Robert G. D'Eon, 414 Observatory Street, Nelson, British Columbia, Canada V1L 4Y6 (fax +250 505 5330; e-mail rdeon@interchange.ubc.ca).

Summary

  • 1Global positioning system (GPS) radio-telemetry has become an important wildlife research technique worldwide. However, understanding, quantifying and managing error and bias in raw GPS radio-telemetry data sets requires much more work. In particular, error and bias resulting from position (angle away from vertical) and orientation (compass direction) of GPS radio-collars on free-ranging animals is currently unknown.
  • 2We tested the effects of collar position and orientation on GPS radio-collar performance using five stationary GPS radio-collars. We also investigated the use of positional dilution of precision (PDOP) as a method for screening data with high location errors.
  • 3Orientation had no statistical effect on fix rates or location errors. The biggest source of variation was attributed to collar position, which resulted in significantly lower performance at angles below 90° from vertical.
  • 4PDOP-based screening was effective and can be used to lower location error, but the trade-off between higher location accuracy and data loss (potentially leading to new bias) must be assessed.

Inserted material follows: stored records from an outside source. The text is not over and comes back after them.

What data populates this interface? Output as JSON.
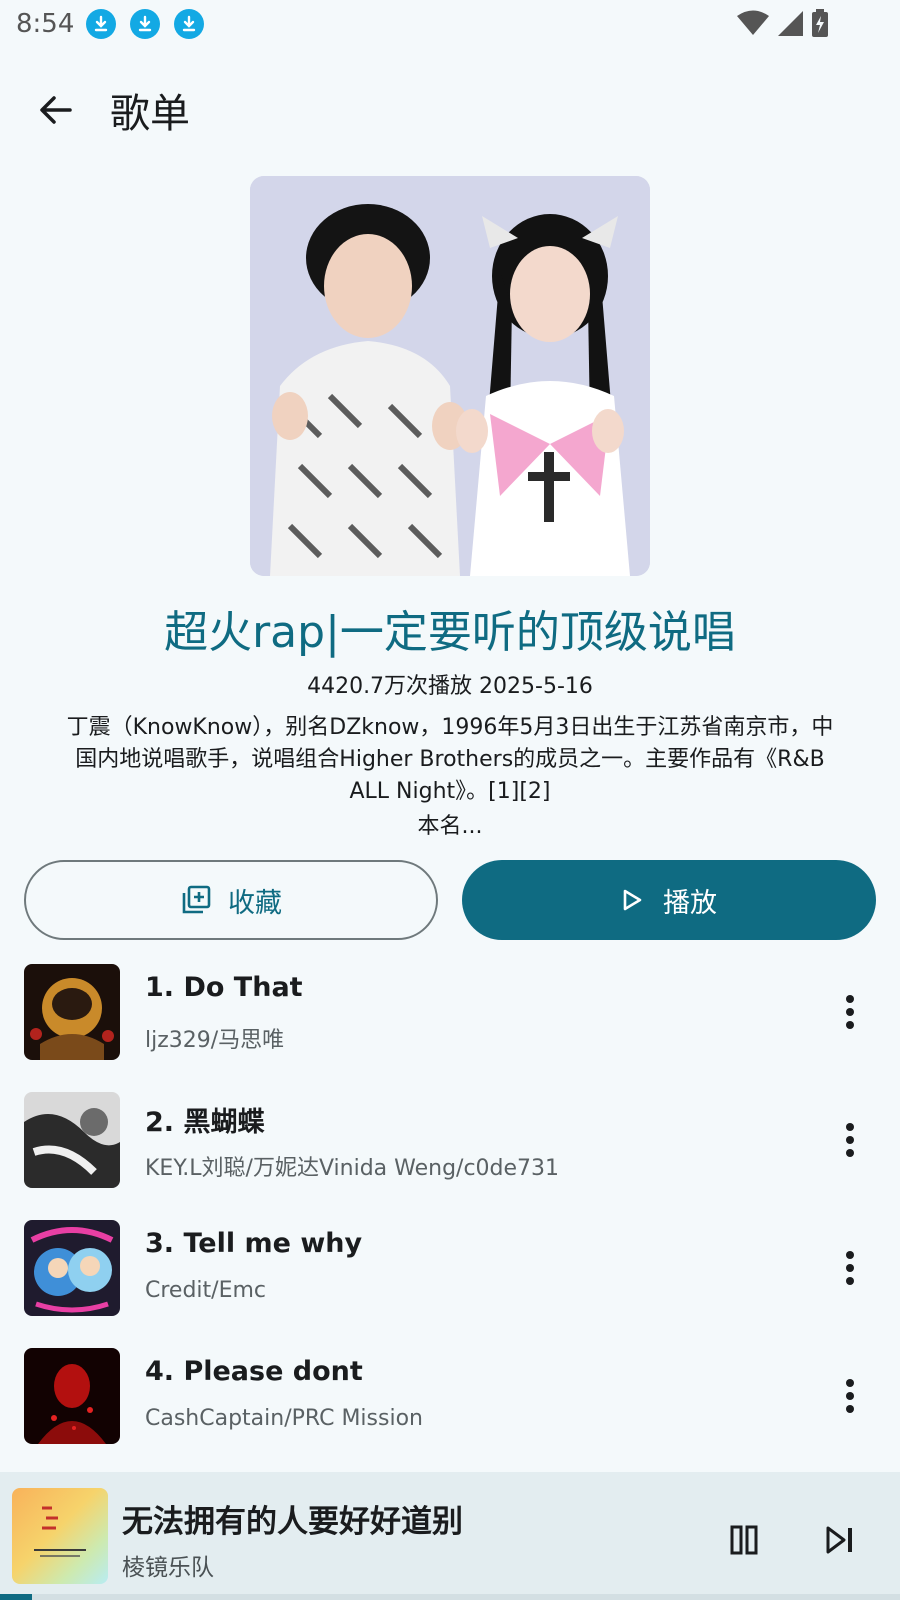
{
  "status": {
    "time": "8:54"
  },
  "header": {
    "title": "歌单"
  },
  "playlist": {
    "title": "超火rap|一定要听的顶级说唱",
    "meta": "4420.7万次播放 2025-5-16",
    "description": "丁震（KnowKnow），别名DZknow，1996年5月3日出生于江苏省南京市，中国内地说唱歌手，说唱组合Higher Brothers的成员之一。主要作品有《R&B ALL Night》。[1][2]",
    "description_more": "本名..."
  },
  "actions": {
    "favorite_label": "收藏",
    "play_label": "播放"
  },
  "songs": [
    {
      "title": "1. Do That",
      "artist": "ljz329/马思唯"
    },
    {
      "title": "2. 黑蝴蝶",
      "artist": "KEY.L刘聪/万妮达Vinida Weng/c0de731"
    },
    {
      "title": "3. Tell me why",
      "artist": "Credit/Emc"
    },
    {
      "title": "4. Please dont",
      "artist": "CashCaptain/PRC Mission"
    }
  ],
  "now_playing": {
    "title": "无法拥有的人要好好道别",
    "artist": "棱镜乐队",
    "progress": 0.035
  },
  "colors": {
    "accent": "#0f6b82",
    "background": "#f4f9fb",
    "mini_player_bg": "#e3edf0"
  }
}
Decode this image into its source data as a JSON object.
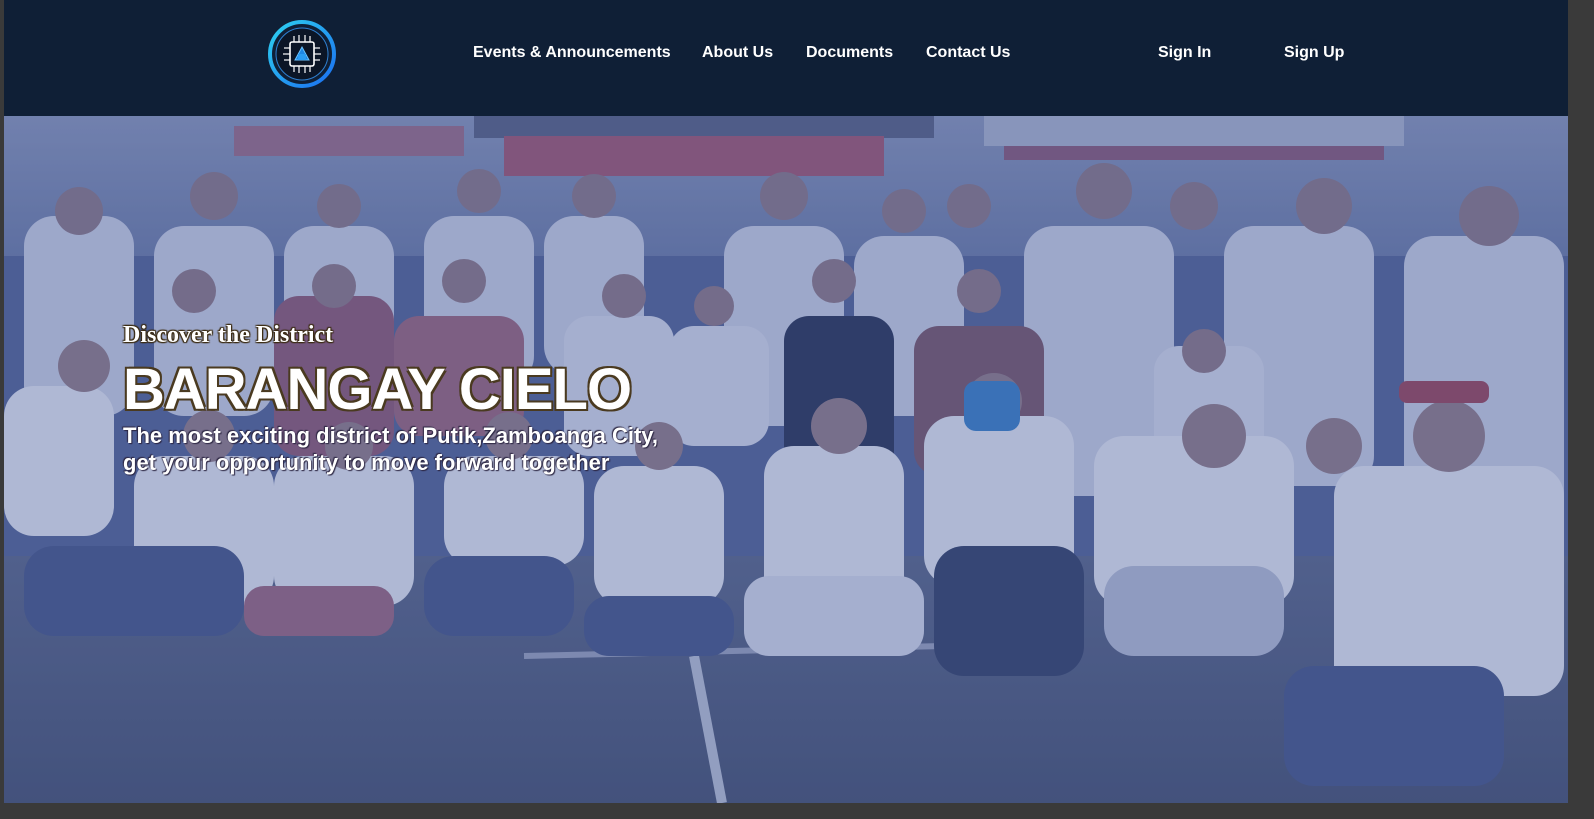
{
  "header": {
    "logo_icon": "circuit-chip-logo",
    "nav": [
      {
        "label": "Events & Announcements"
      },
      {
        "label": "About Us"
      },
      {
        "label": "Documents"
      },
      {
        "label": "Contact Us"
      }
    ],
    "auth": {
      "sign_in": "Sign In",
      "sign_up": "Sign Up"
    }
  },
  "hero": {
    "eyebrow": "Discover the District",
    "title": "BARANGAY CIELO",
    "tagline_line1": "The most exciting district of Putik,Zamboanga City,",
    "tagline_line2": "get your opportunity to move forward together",
    "background_image": "crowd-photo"
  },
  "colors": {
    "navbar": "#0f1f36",
    "text": "#ffffff",
    "hero_tint": "#56679a"
  }
}
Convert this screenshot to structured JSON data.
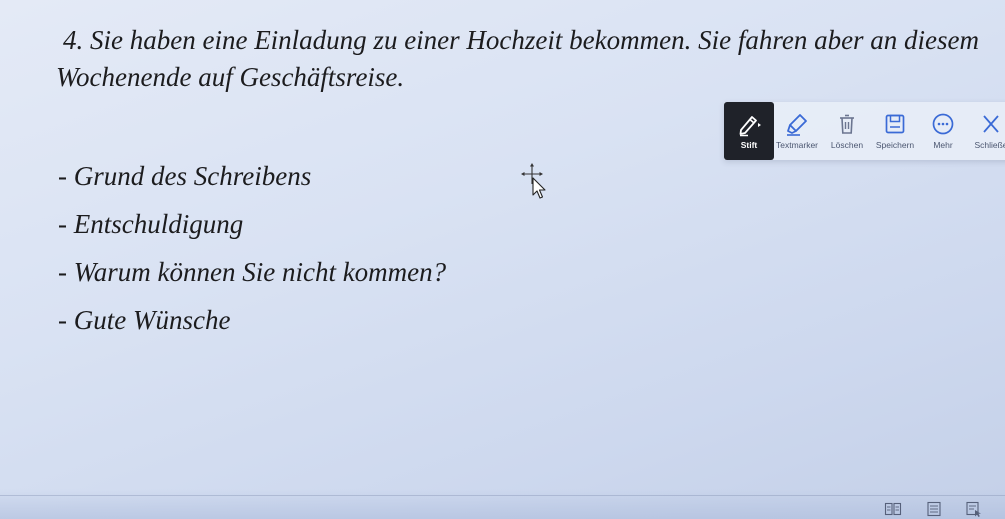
{
  "document": {
    "task_number": "4.",
    "task_text": "Sie haben eine Einladung zu einer Hochzeit bekommen. Sie fahren aber an diesem Wochenende auf Geschäftsreise.",
    "points": [
      "- Grund des Schreibens",
      "- Entschuldigung",
      "- Warum können Sie nicht kommen?",
      "- Gute Wünsche"
    ]
  },
  "toolbar": {
    "pen_label": "Stift",
    "highlighter_label": "Textmarker",
    "delete_label": "Löschen",
    "save_label": "Speichern",
    "more_label": "Mehr",
    "close_label": "Schließe",
    "accent_color": "#3a6ad6",
    "active_bg": "#1f2229"
  },
  "status_bar": {
    "icons": [
      "read-mode-icon",
      "print-layout-icon",
      "web-layout-icon"
    ]
  }
}
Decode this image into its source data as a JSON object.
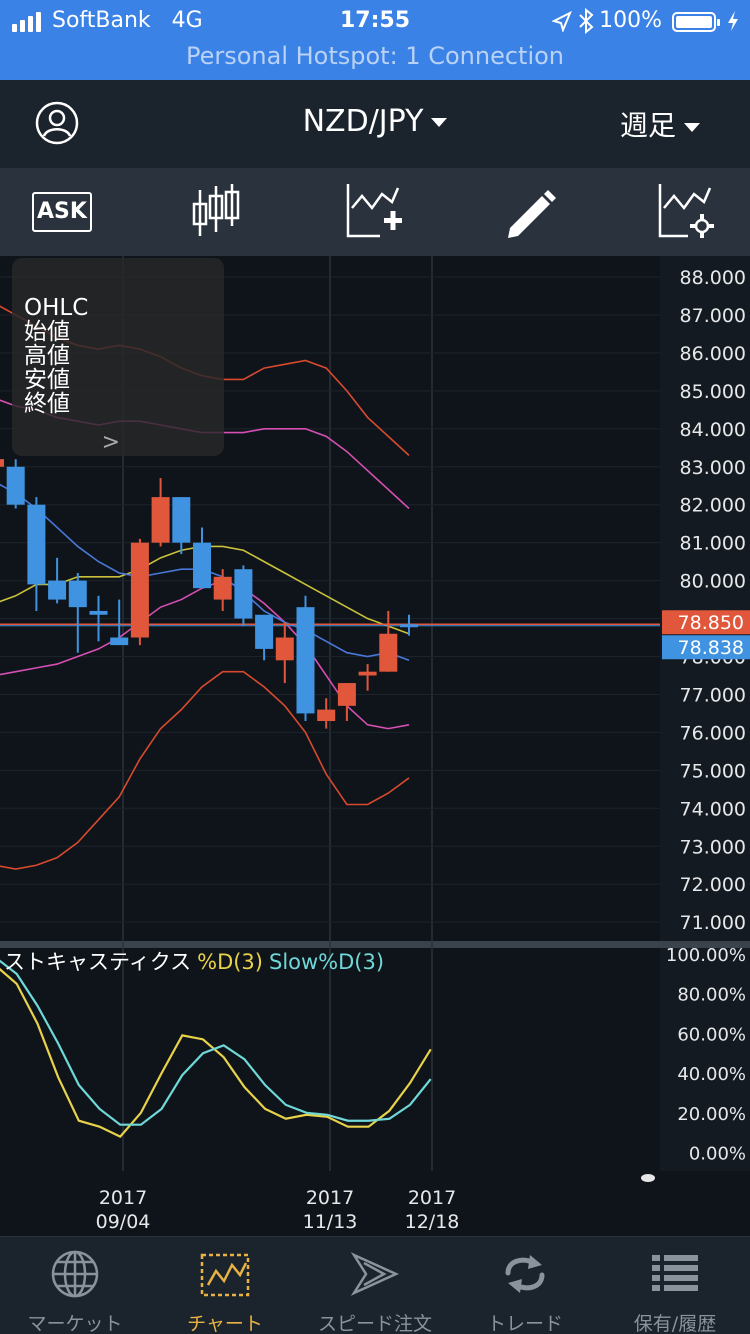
{
  "status_bar": {
    "carrier": "SoftBank",
    "network": "4G",
    "time": "17:55",
    "battery": "100%",
    "hotspot": "Personal Hotspot: 1 Connection"
  },
  "header": {
    "pair": "NZD/JPY",
    "period": "週足"
  },
  "toolbar": {
    "ask_label": "ASK"
  },
  "ohlc_panel": {
    "title": "OHLC",
    "open": "始値",
    "high": "高値",
    "low": "安値",
    "close": "終値"
  },
  "price_axis": {
    "ticks": [
      "88.000",
      "87.000",
      "86.000",
      "85.000",
      "84.000",
      "83.000",
      "82.000",
      "81.000",
      "80.000",
      "78.000",
      "77.000",
      "76.000",
      "75.000",
      "74.000",
      "73.000",
      "72.000",
      "71.000"
    ],
    "ask_price": "78.850",
    "bid_price": "78.838"
  },
  "stoch_axis": {
    "ticks": [
      "100.00%",
      "80.00%",
      "60.00%",
      "40.00%",
      "20.00%",
      "0.00%"
    ]
  },
  "stochastics_legend": {
    "name": "ストキャスティクス",
    "pct_d": "%D(3)",
    "slow_d": "Slow%D(3)"
  },
  "date_labels": [
    {
      "year": "2017",
      "md": "09/04"
    },
    {
      "year": "2017",
      "md": "11/13"
    },
    {
      "year": "2017",
      "md": "12/18"
    }
  ],
  "colors": {
    "up": "#e0573c",
    "down": "#3f93e0",
    "ask_badge": "#e0573c",
    "bid_badge": "#3f93e0",
    "pct_d": "#e8d24a",
    "slow_d": "#6fd8d8"
  },
  "tabs": [
    {
      "label": "マーケット",
      "icon": "globe-icon"
    },
    {
      "label": "チャート",
      "icon": "chart-icon"
    },
    {
      "label": "スピード注文",
      "icon": "speed-arrow-icon"
    },
    {
      "label": "トレード",
      "icon": "refresh-icon"
    },
    {
      "label": "保有/履歴",
      "icon": "list-icon"
    }
  ],
  "chart_data": [
    {
      "type": "candlestick",
      "title": "NZD/JPY",
      "ylim": [
        70.5,
        88.5
      ],
      "candles": [
        {
          "o": 83.0,
          "h": 83.5,
          "l": 82.0,
          "c": 83.2
        },
        {
          "o": 83.0,
          "h": 83.2,
          "l": 81.9,
          "c": 82.0
        },
        {
          "o": 82.0,
          "h": 82.2,
          "l": 79.2,
          "c": 79.9
        },
        {
          "o": 80.0,
          "h": 80.6,
          "l": 79.4,
          "c": 79.5
        },
        {
          "o": 80.0,
          "h": 80.2,
          "l": 78.1,
          "c": 79.3
        },
        {
          "o": 79.2,
          "h": 79.6,
          "l": 78.4,
          "c": 79.1
        },
        {
          "o": 78.5,
          "h": 79.5,
          "l": 78.3,
          "c": 78.3
        },
        {
          "o": 78.5,
          "h": 81.1,
          "l": 78.3,
          "c": 81.0
        },
        {
          "o": 81.0,
          "h": 82.7,
          "l": 80.9,
          "c": 82.2
        },
        {
          "o": 82.2,
          "h": 82.2,
          "l": 80.7,
          "c": 81.0
        },
        {
          "o": 81.0,
          "h": 81.4,
          "l": 79.8,
          "c": 79.8
        },
        {
          "o": 79.5,
          "h": 80.3,
          "l": 79.2,
          "c": 80.1
        },
        {
          "o": 80.3,
          "h": 80.4,
          "l": 78.8,
          "c": 79.0
        },
        {
          "o": 79.1,
          "h": 79.1,
          "l": 77.9,
          "c": 78.2
        },
        {
          "o": 77.9,
          "h": 78.9,
          "l": 77.3,
          "c": 78.5
        },
        {
          "o": 79.3,
          "h": 79.6,
          "l": 76.3,
          "c": 76.5
        },
        {
          "o": 76.3,
          "h": 76.9,
          "l": 76.1,
          "c": 76.6
        },
        {
          "o": 76.7,
          "h": 77.3,
          "l": 76.3,
          "c": 77.3
        },
        {
          "o": 77.5,
          "h": 77.8,
          "l": 77.1,
          "c": 77.6
        },
        {
          "o": 77.6,
          "h": 79.2,
          "l": 77.6,
          "c": 78.6
        },
        {
          "o": 78.85,
          "h": 79.1,
          "l": 78.55,
          "c": 78.84
        }
      ],
      "bollinger_bands": [
        {
          "name": "+2σ",
          "color": "#d84a2e",
          "values": [
            87.3,
            87.0,
            86.7,
            86.4,
            86.2,
            86.1,
            86.2,
            86.1,
            85.9,
            85.6,
            85.4,
            85.3,
            85.3,
            85.6,
            85.7,
            85.8,
            85.6,
            85.0,
            84.3,
            83.8,
            83.3
          ]
        },
        {
          "name": "+1σ",
          "color": "#d64fb2",
          "values": [
            84.8,
            84.6,
            84.5,
            84.3,
            84.2,
            84.1,
            84.2,
            84.2,
            84.1,
            84.0,
            83.9,
            83.9,
            83.9,
            84.0,
            84.0,
            84.0,
            83.8,
            83.4,
            82.9,
            82.4,
            81.9
          ]
        },
        {
          "name": "MA",
          "color": "#c9c23a",
          "values": [
            79.4,
            79.6,
            79.9,
            79.9,
            80.1,
            80.1,
            80.1,
            80.3,
            80.6,
            80.8,
            80.9,
            80.9,
            80.8,
            80.5,
            80.2,
            79.9,
            79.6,
            79.3,
            79.0,
            78.8,
            78.6
          ]
        },
        {
          "name": "-1σ",
          "color": "#d64fb2",
          "values": [
            77.5,
            77.6,
            77.7,
            77.8,
            78.0,
            78.2,
            78.5,
            78.9,
            79.3,
            79.5,
            79.8,
            80.0,
            79.8,
            79.4,
            78.9,
            78.3,
            77.5,
            76.7,
            76.2,
            76.1,
            76.2
          ]
        },
        {
          "name": "-2σ",
          "color": "#d84a2e",
          "values": [
            72.5,
            72.4,
            72.5,
            72.7,
            73.1,
            73.7,
            74.3,
            75.3,
            76.1,
            76.6,
            77.2,
            77.6,
            77.6,
            77.2,
            76.7,
            76.0,
            74.9,
            74.1,
            74.1,
            74.4,
            74.8
          ]
        }
      ]
    },
    {
      "type": "line",
      "title": "ストキャスティクス",
      "ylim": [
        0,
        100
      ],
      "series": [
        {
          "name": "%D(3)",
          "color": "#e8d24a",
          "values": [
            94,
            85,
            65,
            38,
            16,
            13,
            8,
            20,
            40,
            59,
            57,
            48,
            33,
            22,
            17,
            19,
            18,
            13,
            13,
            21,
            35,
            52
          ]
        },
        {
          "name": "Slow%D(3)",
          "color": "#6fd8d8",
          "values": [
            98,
            90,
            74,
            55,
            34,
            22,
            14,
            14,
            22,
            39,
            50,
            54,
            47,
            34,
            24,
            20,
            19,
            16,
            16,
            17,
            24,
            37
          ]
        }
      ]
    }
  ]
}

  • 5Synthesis and applications. The results of this study refine our understanding of error and bias in GPS radio-telemetry data. We suggest that collar orientation can safely be disregarded, whereas radio-collar position remains a large potential source of error and bias. This finding has major implications regarding animal activity and GPS radio-telemetry research. Researchers need to quantify and account for biases resulting from animals moving through heterogeneous terrain and habitats.